Patient Educ Couns. 2014 Mar;94(3):310-3. doi: 10.1016/j.pec.2013.11.007. Epub 2013 Nov 28.
The purpose of this study was to test causal effects of physicians' nonverbal involvement on medical error disclosure outcomes.
216 hospital outpatients were randomly assigned to two experimental treatment groups. The first group watched a video vignette of a verbally effective and nonverbally involved error disclosure. The second group was exposed to a verbally effective but nonverbally uninvolved error disclosure. All patients responded to seven outcome measures.
Patients in the nonverbally uninvolved error disclosure treatment group perceived the physician's apology as less sincere and remorseful compared to patients in the involved disclosure group. They also rated the implications of the error as more severe, were more likely to ascribe fault to the physician, and indicated a higher intent to change doctors after the disclosure.
The results of this study imply that nonverbal involvement during medical error disclosures facilitates more accurate patient understanding and assessment of the medical error and its consequences on their health and quality of life.
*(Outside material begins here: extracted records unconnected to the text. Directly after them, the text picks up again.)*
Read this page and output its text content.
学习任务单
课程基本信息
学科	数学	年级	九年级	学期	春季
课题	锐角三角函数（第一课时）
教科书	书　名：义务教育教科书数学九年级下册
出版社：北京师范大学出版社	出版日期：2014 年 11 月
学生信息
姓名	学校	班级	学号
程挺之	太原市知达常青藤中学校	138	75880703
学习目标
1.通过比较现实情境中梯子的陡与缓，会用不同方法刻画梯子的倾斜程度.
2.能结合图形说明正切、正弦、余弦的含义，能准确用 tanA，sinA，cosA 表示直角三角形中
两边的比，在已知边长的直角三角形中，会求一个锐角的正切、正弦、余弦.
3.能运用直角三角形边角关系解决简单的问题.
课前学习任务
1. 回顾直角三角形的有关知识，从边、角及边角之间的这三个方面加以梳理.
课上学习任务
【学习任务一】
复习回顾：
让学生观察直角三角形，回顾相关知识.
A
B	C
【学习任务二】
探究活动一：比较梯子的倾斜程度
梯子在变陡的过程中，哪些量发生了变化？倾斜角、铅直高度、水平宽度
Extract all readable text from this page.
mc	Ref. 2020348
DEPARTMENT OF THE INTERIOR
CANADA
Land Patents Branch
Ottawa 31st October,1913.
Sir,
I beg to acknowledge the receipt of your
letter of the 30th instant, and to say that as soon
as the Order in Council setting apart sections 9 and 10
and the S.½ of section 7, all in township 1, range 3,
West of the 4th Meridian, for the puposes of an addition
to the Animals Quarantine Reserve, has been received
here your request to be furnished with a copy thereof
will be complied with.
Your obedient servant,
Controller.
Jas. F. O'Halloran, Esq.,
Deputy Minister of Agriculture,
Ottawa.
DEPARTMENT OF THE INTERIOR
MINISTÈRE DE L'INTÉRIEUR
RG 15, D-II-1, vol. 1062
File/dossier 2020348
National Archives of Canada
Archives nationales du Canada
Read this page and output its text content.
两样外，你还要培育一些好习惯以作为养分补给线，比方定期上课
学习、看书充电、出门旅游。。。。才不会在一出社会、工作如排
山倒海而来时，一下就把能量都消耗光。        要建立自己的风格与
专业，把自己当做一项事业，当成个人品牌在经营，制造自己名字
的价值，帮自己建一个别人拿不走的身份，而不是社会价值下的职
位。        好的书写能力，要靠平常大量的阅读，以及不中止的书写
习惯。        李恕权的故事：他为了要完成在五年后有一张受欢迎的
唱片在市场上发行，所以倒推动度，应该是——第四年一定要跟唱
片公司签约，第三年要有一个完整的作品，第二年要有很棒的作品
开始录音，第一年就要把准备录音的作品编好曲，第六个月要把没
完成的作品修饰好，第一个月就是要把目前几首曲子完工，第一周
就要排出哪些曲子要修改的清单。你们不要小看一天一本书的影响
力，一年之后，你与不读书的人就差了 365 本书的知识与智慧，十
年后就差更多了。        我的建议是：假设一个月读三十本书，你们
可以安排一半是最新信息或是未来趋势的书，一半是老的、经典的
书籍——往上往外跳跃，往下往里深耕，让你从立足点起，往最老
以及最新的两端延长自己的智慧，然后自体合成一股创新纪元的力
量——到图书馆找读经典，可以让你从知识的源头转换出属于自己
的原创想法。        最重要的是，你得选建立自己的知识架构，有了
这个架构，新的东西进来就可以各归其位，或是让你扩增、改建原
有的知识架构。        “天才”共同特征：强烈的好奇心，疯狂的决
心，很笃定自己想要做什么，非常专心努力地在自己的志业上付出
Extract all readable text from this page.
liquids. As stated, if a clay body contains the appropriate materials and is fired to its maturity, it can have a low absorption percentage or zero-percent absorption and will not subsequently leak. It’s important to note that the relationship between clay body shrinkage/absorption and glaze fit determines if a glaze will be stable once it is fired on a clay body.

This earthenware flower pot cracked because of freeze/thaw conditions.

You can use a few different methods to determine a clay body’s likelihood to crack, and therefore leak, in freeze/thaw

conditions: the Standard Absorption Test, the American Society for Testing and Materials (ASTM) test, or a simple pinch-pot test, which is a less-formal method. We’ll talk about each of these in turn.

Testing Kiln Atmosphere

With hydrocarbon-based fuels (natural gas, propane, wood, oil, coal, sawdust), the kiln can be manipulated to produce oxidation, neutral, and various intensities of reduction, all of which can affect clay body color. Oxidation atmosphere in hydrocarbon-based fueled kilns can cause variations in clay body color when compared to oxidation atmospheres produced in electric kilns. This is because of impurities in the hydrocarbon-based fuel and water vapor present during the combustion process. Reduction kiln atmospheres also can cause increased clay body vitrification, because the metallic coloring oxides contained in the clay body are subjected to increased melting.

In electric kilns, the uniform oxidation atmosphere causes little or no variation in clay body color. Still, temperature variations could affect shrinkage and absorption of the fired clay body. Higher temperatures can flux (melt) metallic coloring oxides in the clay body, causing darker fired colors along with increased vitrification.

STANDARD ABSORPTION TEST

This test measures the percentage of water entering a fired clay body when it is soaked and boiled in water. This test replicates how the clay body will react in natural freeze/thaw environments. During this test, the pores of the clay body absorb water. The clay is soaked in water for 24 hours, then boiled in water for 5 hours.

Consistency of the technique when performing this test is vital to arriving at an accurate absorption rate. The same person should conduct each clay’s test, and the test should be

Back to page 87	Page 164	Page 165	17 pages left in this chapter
In the context of disclosing medical errors, nonverbal involvement increases the likelihood that physicians will be able to continue caring for their patient. Thus, providers are advised to consider adopting this communication skill into their medical practice.
本研究旨在检验医生非言语参与对医疗差错披露结果的因果效应。
216 名医院门诊患者被随机分配到两个实验组。第一组观看了一段言语有效且非言语参与的差错披露视频片段。第二组则接触到言语有效但非言语不参与的差错披露。所有患者对七个结果衡量标准做出回应。
与参与式披露组的患者相比,非参与式差错披露组的患者认为医生的道歉不那么真诚和悔恨。他们还认为该差错的影响更为严重,更有可能将责任归咎于医生,并表示在披露后更有可能改变医生。
本研究结果表明,在医疗差错披露期间的非言语参与有助于患者更准确地理解和评估医疗差错及其对他们的健康和生活质量的影响。
在披露医疗差错的背景下,非言语参与增加了医生能够继续照顾其患者的可能性。因此,建议提供者考虑将这种沟通技巧纳入其医疗实践中。